La Convention des Nations Unies sur le Changement climatique a inventé une nouvelle marchandise très profitable et propice à la spéculation: les mécanismes de marché du carbone qui permettent au pollueur non seulement de continuer à polluer, mais aussi d’en tirer profit, au lieu de forcer les pays et les entreprises à réduire la pollution.


L’ “économie verte” – La dernière offensive?

Aujourd’hui, le « verdissement de l’économie » qui est mis en avant dans les préparatifs pour Rio+20, est basé sur la même logique et les mêmes mécanismes qui détruisent la planète et génèrent la faim. Par exemple, ce « verdissement » cherche à incorporer, de façon plus large, certains aspects de la « révolution verte » qui ont échoué, dans le but de satisfaire les besoins du secteur industriel comme par exemple la promotion de l’uniformité des semences, les semences brevetées par les grandes entreprises, les OGM, etc.

L’économie capitaliste ne deviendra jamais verte car elle est construite sur la surexploitation des ressources.

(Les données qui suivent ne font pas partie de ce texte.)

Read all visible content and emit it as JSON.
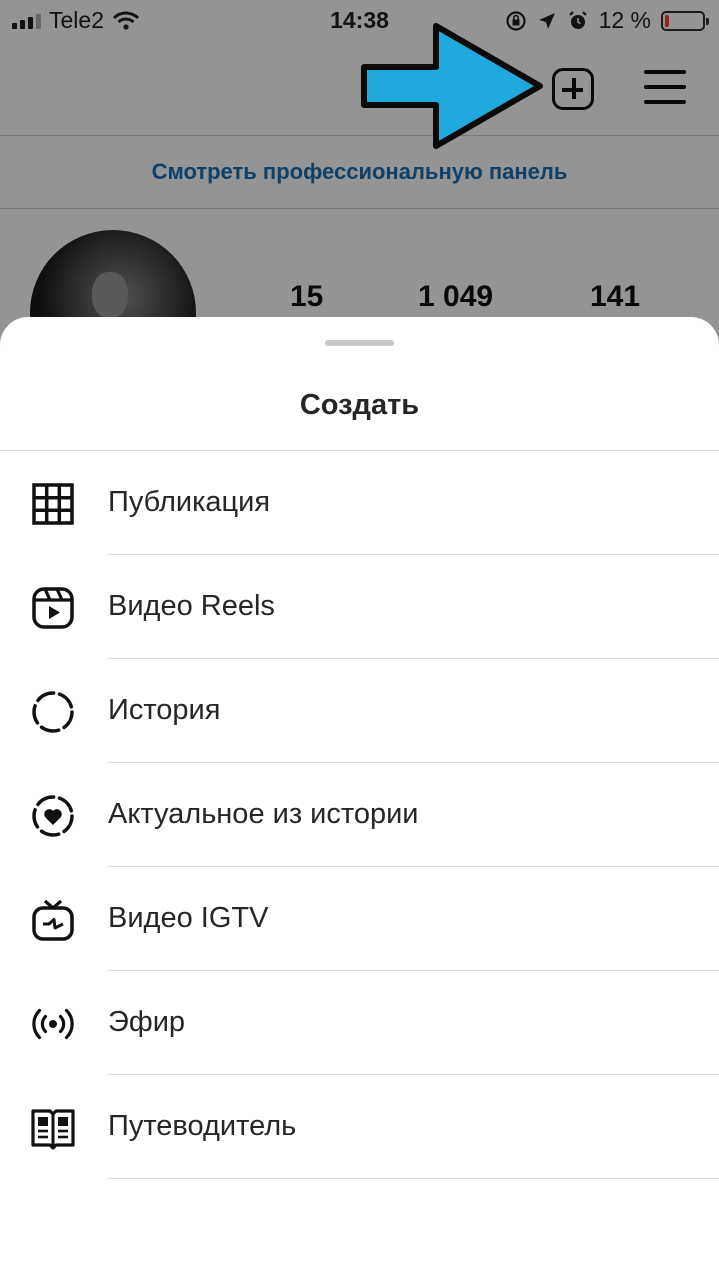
{
  "status_bar": {
    "carrier": "Tele2",
    "time": "14:38",
    "battery_text": "12 %",
    "battery_level": 0.12
  },
  "profile": {
    "pro_panel_link": "Смотреть профессиональную панель",
    "stats": [
      "15",
      "1 049",
      "141"
    ]
  },
  "sheet": {
    "title": "Создать",
    "items": [
      {
        "label": "Публикация",
        "icon": "grid-icon"
      },
      {
        "label": "Видео Reels",
        "icon": "reels-icon"
      },
      {
        "label": "История",
        "icon": "story-icon"
      },
      {
        "label": "Актуальное из истории",
        "icon": "highlight-icon"
      },
      {
        "label": "Видео IGTV",
        "icon": "igtv-icon"
      },
      {
        "label": "Эфир",
        "icon": "live-icon"
      },
      {
        "label": "Путеводитель",
        "icon": "guide-icon"
      }
    ]
  },
  "colors": {
    "arrow": "#1fa9dd",
    "link": "#1a6fb3",
    "text": "#262626",
    "battery_low": "#ff3b30"
  }
}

Elle est fondée sur un concept de croissance illimitée sur une planète qui a déjà atteint ses limites et sur la mainmise sur les ressources qui n’étaient jusqu’à présent pas monétarismes ou qui étaient sous le contrôle du secteur public.

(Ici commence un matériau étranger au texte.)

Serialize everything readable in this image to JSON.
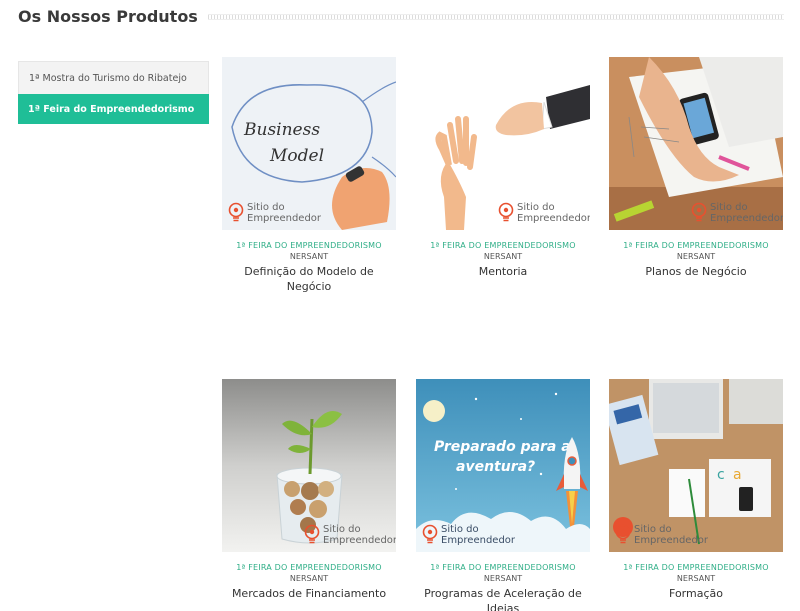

En pleine crise financière, le capitalisme mondial cherche de nouvelles formes d’accumulation, et c’est précisément durant les crises que le capitalisme accumule le plus. Ses cibles sont désormais les territoires et les biens communs. Ainsi, l’économie verte n’est pas seulement un coup de peinture verte sur le capitalisme, c’est également la mise en place de nouveaux mécanismes d’appropriation de nos forêts, nos rivières, nos terres et nos territoires!

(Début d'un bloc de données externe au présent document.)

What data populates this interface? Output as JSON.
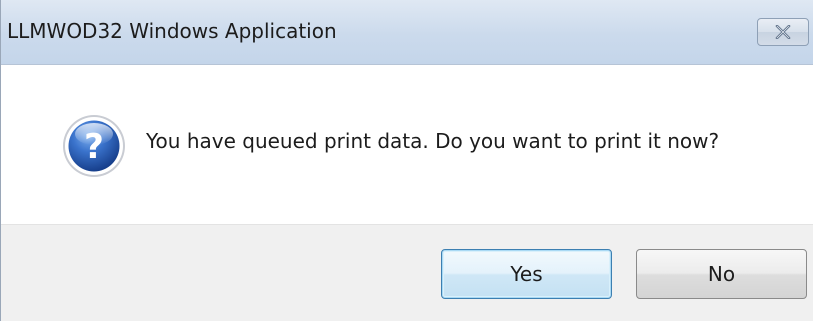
{
  "window": {
    "title": "LLMWOD32 Windows Application",
    "close_icon": "close-icon"
  },
  "dialog": {
    "icon": "question-icon",
    "message": "You have queued print data. Do you want to print it now?"
  },
  "buttons": {
    "yes_label": "Yes",
    "no_label": "No"
  },
  "colors": {
    "titlebar": "#cbdaec",
    "footer": "#f0f0f0",
    "default_button_border": "#3c7fb1",
    "icon_blue": "#2a5db0"
  }
}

Depuis la réunion préparatoire pour Rio+20 de l’an dernier, l’agriculture est reconnue comme l’une des causes du changement climatique. Cependant, aucune distinction n’est faite dans les négociations entre l’agriculture paysanne et l’agriculture industrielle. Les effets différenciés de ces deux modèles agricoles en matière de pauvreté, climat et autres questions sociales ne sont pas pris en compte.

« L’économie verte » est promue comme une façon de mettre en place un développement durable pour les pays qui continuent à souffrir de la pauvreté, de la faim et de la misère. En fait, les propositions s’apparentent à des « programmes d’ajustements structurels verts » dont le but est de ré-aligner les marchés nationaux et les règlements sur le nouveau « capitalisme vert ».

Dans la logique de « l’économie verte », les ressources naturelles sont accaparées pour la production de matières premières, comme puits de carbone ou même pour la spéculation. Cela se traduit notamment par des accaparements de terres, tant pour la production de cultures de rente que pour des agrocarburants. De nouvelles propositions telles que « l’agriculture intelligente pour le climat » (« climate smart agriculture ») qui demandent « l’intensification durable » de l’agriculture s’inscrivent dans cette logique. Une nouvelle génération de permis de polluer est délivrée au secteur industriel des pays développés par les mécanismes REDD++ (Réduction des émissions résultant du déboisement et de la dégradation des forêts) et d’autres programmes environnementaux.

L’utilisation intensive de diverses formes de biotechnologies, de technologies de synthèse et de géo-ingénierie sont des composants clés de l’agriculture industrielle telle qu’elle est promue dans le cadre de « l’économie verte ».

La promotion de « l’économie verte » inclut des appels pour la mise en place du cycle de Doha de l’OMC, l’élimination des barrières commerciales pour faciliter ces « solutions vertes », le financement d’institutions financières telles que la Banque mondiale et de projets tels que les programmes d’US-AID.

Pourquoi les paysannes et les paysans se mobilisent?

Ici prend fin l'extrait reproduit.